Disclaimer: Recipes on this site are a collection of our favorites. Some are our own recipes and others may have not originated on our site and/or have been adapted from other sites.

12 Comments

  1. Regina Shea

    We love enchiladas at our home. I confess I do my enchiladas the lazy way. I just put seasoned chicken in tortillas and pour a big can of green enchilada sauce over it. Then cover with cheese. Yours is more filling so I will need to try your recipe. Thank you for posting. Have a blessed day in the Lord.

    Reply
    • Rachel Donaldson

      I made this recipe last week. So yummy! Thank you for sharing. I look forward to new recipes each week : )

      Reply
  2. Lois

    Your recipes looks so good l have some them just now looking for more Love your shows too. Oh l live in Canada (BC) in s place called Surrey l am about 30minutes from the US broader which is called Peace Ach not far from Bellingham Washington

    Reply
  3. Christy

    Thank you for the recipe. Kids have asked for an enchilada dish for a couple of weeks. We will try this one!!

    Reply
  4. Emma

    You could half the amount of soup and it would still be tasty!

    Reply
  5. CJOHN

    Sounds so good! Thanks for sharing.

    Reply
  6. Randa

    Can’t wait to try!

    Reply
  7. Pam

    My chicken and rice enchilada recipe is almost identical to yours, except instead of cream of chicken soup, we use red enchilada sauce and Mexican or Spanish rice (you can get pre mixed bags of Knorr or store brand for $1 or less per bag) and we top with black olives and scallions (green onion). you can even use canned chicken in a pinch, though it isn’t AS good IMO, but it is still a crowd pleaser.

    A good cheap way to make chicken go further is to buy a whole cut up bone in skin on chicken, boil it for 20ish minutes depending on the size of the parts maybe more maybe less, just boil until it is done. Wait for it to cool off some, removed the skin and toss it (it’s GROSS at this point) if I want to make a stock I will par boil the chicken a little to get the scummy bits off 1st. Anyway… shred the chicken and I usually have enough for 3 meals for my family of 4 (my kids are 18 & 20). This week I made chicken and noodles (homemade noodles) w/ mashed potatoes (YUMM), I made chicken and rice, that my kids have loved since they were little, and tonight I’m making chicken enchiladas with the rest of it. This is 3 meals for 3 adults (my daughter is away at college) for $6 worth of meat AND I used some of that shredded chicken for a chicken salad sandwich for my lunch today.
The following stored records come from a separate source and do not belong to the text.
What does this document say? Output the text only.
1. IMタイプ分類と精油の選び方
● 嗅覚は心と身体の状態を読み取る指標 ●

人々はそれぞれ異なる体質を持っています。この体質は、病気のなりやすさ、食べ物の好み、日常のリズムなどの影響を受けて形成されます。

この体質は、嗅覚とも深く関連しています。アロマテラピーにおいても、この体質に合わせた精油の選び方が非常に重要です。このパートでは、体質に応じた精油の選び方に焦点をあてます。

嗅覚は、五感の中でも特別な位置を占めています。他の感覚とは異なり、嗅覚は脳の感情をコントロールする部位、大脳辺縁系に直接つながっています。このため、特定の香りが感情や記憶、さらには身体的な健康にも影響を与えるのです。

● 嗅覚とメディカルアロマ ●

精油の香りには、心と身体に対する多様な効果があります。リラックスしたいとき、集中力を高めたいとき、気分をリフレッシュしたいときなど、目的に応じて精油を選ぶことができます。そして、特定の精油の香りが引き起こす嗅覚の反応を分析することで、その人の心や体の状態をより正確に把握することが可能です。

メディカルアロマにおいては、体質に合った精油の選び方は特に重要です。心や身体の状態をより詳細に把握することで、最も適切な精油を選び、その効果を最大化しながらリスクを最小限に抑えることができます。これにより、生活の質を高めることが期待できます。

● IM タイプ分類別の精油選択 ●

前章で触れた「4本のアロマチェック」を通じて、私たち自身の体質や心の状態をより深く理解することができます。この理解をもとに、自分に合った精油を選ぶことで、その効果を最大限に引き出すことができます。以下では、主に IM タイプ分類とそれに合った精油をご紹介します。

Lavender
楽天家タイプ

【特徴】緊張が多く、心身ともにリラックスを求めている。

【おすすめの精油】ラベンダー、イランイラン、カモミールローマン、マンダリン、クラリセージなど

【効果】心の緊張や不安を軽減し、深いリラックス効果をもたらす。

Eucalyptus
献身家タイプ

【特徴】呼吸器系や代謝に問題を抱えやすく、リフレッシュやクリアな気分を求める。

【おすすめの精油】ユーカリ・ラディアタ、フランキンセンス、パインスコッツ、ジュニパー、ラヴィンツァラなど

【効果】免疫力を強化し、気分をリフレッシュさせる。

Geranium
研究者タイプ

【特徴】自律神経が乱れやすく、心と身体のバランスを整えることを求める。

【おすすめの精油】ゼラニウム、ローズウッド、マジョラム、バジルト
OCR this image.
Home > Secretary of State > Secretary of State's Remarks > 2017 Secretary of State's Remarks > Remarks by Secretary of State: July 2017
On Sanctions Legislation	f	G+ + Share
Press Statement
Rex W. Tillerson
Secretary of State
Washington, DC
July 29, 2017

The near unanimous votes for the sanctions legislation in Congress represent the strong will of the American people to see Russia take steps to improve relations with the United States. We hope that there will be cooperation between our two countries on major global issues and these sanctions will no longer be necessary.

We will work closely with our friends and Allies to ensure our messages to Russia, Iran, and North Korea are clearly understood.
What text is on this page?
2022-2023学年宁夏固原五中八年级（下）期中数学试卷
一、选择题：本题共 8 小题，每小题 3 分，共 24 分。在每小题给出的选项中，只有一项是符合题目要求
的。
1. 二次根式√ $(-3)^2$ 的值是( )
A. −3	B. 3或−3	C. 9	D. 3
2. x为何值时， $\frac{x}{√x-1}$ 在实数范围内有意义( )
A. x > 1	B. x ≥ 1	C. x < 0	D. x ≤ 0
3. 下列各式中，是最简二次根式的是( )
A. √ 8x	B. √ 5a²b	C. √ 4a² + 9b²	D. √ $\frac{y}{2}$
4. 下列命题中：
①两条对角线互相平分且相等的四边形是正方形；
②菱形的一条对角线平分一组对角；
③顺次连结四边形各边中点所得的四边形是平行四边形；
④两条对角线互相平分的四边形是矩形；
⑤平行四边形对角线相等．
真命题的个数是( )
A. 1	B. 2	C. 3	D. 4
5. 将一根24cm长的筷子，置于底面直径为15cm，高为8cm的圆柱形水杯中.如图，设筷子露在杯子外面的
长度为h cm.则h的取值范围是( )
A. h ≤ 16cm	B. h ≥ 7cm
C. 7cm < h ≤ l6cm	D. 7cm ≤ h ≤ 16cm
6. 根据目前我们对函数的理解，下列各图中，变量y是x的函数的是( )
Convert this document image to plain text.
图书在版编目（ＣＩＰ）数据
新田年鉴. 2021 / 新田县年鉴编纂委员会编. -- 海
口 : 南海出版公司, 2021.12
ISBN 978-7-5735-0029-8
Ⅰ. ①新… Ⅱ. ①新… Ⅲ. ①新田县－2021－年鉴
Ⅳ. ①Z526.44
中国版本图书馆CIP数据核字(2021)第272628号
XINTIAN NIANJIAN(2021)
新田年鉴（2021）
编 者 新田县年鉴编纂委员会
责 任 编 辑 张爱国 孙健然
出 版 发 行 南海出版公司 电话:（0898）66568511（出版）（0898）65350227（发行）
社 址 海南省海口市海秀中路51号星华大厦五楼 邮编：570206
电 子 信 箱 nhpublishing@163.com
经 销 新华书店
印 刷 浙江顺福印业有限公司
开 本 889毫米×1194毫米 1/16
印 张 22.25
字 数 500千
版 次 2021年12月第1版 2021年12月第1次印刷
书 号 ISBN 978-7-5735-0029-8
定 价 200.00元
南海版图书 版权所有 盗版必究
All total with all the foods I’ve used for 3 full meals (with leftovers) for 3 adults and 4 lunches for 1 adult, for less than $20 worth of food.

    Feel free to email me (I think you can see my email address when I sign in) if you’d like some of my recipes, I’ve been given several of these from church mom friends over the years so I’m always happy to pass them on to other moms.

    Reply
  8. Susie

    Thanks Jill For sharing this recipe, looking at all the ingredients ,you can just imagine the great taste….was wondering aprox. how much filling you put in each tortilla, 1-2 tlbs. or a bit more ?…. can’t wait to make these, and would be an excellent dish to fix for many different occasions of others needs .

    Reply
    • Derick & Jill

      Maybe about 3T? Idk, I kinda eye it…sometimes they end up having slightly different amounts in each one. lol I should’ve paid more attention when I was making them the last time. 😉

      Reply
  9. Michelle

    Also try a can of cream of mushroom soup with cream of chicken in the green enchiladas sauce. It comes out really delishes.

    Reply
  10. Jennifer Mason

    This is a great recipe..for added flavor, to stretch it more and to make it even more filling …I add a few tablespoons of cream cheese and some black, pinto or white beans to the filling also.